After a lengthy debate that went late into Wednesday night and continued Thursday morning, lawmakers from New Zealand's two main political parties voted in favor of the tougher legislation, while it was opposed by center-left and libertarian parties that had raised concerns about surveillance overreach.

Opponents objected to the haste with which the law was being altered, as well as the bill's expanded definition of terrorism to include the intention to intimidate rather than to induce terror. Others cited experts who suggested that prosecuting suspects on charges of planning or preparing for an attack bordered on "thought crime."

There are also concerns that some of the new offenses, including around weapons training, are intended to allow for prosecutions in cases like the 2007 police raids on rights activists from New Zealand's Maori indigenous group, who were arrested on terrorism charges over paramilitary camps they had allegedly set up in a mountainous area of New Zealand's North Island. Prosecutors later said the country's laws were insufficient for the charges to be pursued.

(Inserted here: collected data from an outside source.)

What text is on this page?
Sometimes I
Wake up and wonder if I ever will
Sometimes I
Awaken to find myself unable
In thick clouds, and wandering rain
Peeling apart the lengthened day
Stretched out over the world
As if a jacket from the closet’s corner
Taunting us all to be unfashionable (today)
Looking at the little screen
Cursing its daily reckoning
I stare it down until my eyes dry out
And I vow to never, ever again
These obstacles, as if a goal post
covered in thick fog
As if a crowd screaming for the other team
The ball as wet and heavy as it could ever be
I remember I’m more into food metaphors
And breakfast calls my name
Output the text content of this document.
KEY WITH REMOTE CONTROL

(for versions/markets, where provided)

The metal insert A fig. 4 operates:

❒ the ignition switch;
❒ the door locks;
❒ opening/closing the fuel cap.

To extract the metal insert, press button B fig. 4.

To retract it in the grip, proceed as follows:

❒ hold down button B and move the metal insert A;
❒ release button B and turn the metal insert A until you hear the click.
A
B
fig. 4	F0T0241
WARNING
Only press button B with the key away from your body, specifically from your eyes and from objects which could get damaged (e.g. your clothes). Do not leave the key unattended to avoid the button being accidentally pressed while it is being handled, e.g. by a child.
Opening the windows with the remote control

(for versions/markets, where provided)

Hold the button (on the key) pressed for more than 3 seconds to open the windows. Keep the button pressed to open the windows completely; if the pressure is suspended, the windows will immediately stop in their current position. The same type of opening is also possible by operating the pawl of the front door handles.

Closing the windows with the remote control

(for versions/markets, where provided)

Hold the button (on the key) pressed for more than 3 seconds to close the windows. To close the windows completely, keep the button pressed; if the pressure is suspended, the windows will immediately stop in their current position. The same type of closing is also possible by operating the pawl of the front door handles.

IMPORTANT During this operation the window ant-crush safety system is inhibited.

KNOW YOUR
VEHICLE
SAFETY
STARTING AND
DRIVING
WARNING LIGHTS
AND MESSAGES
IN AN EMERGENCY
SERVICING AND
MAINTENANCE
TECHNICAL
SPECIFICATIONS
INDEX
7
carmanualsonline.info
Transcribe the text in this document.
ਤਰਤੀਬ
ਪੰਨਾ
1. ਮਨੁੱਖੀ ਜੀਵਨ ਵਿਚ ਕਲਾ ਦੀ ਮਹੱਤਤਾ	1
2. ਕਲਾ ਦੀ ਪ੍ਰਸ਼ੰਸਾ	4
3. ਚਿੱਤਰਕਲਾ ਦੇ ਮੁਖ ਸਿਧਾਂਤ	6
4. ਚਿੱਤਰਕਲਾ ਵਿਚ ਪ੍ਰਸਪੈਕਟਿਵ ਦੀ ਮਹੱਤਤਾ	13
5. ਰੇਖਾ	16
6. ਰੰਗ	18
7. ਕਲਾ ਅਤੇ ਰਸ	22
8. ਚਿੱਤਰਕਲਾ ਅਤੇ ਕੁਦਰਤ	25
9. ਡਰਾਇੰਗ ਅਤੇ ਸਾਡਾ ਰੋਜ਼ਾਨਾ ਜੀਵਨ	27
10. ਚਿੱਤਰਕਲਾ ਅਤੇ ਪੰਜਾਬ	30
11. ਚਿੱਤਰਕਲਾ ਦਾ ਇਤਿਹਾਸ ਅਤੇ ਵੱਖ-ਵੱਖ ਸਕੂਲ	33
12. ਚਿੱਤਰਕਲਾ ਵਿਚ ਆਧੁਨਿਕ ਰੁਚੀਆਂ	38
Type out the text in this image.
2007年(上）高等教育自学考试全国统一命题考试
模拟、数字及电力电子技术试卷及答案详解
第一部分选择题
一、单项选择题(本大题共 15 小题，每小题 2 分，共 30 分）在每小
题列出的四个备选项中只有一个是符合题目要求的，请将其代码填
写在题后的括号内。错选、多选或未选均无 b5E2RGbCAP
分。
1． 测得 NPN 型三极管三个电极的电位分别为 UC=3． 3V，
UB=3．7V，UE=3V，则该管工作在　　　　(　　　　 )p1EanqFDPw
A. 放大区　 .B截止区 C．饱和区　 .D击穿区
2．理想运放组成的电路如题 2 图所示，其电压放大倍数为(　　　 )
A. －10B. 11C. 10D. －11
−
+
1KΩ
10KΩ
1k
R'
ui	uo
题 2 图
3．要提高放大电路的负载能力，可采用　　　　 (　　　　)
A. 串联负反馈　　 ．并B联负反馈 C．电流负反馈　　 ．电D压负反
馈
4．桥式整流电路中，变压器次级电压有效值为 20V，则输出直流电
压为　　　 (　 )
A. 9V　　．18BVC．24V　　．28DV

"The government denies that its new law would apply to such circumstances, but the way the new law is written, and the expanded definition of terrorism, means this is a real concern," said Graeme Edgeler, a barrister and legal commentator in Wellington, New Zealand's capital.

Te Rangikaiwhiria Kemara, a Maori sovereignty activist who was at the center of the 2007 raids, told NBC News that he feared the new law might undermine rights the Maori say they are guaranteed under New Zealand's founding document.

"In the hands of racist police and judges, this legislation provides no protection in my view against criminalization for legitimate self-determination movements," he said.

Other New Zealanders cautiously welcomed the move.

“Of course we don’t want Big Brother watching over us, but we also don’t want terrorism,” Joanna Church, 22, a student from Robinson’s Bay near Christchurch, told NBC News.

TOPSHOT-NZEALAND-ATTACK-MOSQUE
Residents of Christchurch, New Zealand, placing flowers for victims on March 16, 2019, a day after a shooting at two mosques that killed 51 people. Anthony Wallace / AFP via Getty Images file

A royal commission examined New Zealand's anti-terrorism laws after the March 2019 attack in Christchurch, in which a 28-year-old gunman from Australia opened fire on Muslim worshipers at two mosques, killing 51 people. While the commission concluded there was little that could have been done to stop that attack, it made a number of recommendations designed to prevent future lapses, including updating laws to criminalize the planning of a terrorist attack.

After the attack in Auckland, opposition lawmakers said Ardern's Labour Party had not acted fast enough to amend the laws.

In a statement on Thursday, Mark Mitchell, counterterrorism spokesman for the opposition National Party, said that while the updated legislation was a step in the right direction, the government should also adopt other commission recommendations.

“Time is of the essence if we are going to protect Kiwis, and the government needs to make these recommendations happen as quickly as it can," he said. “This threat is not going away."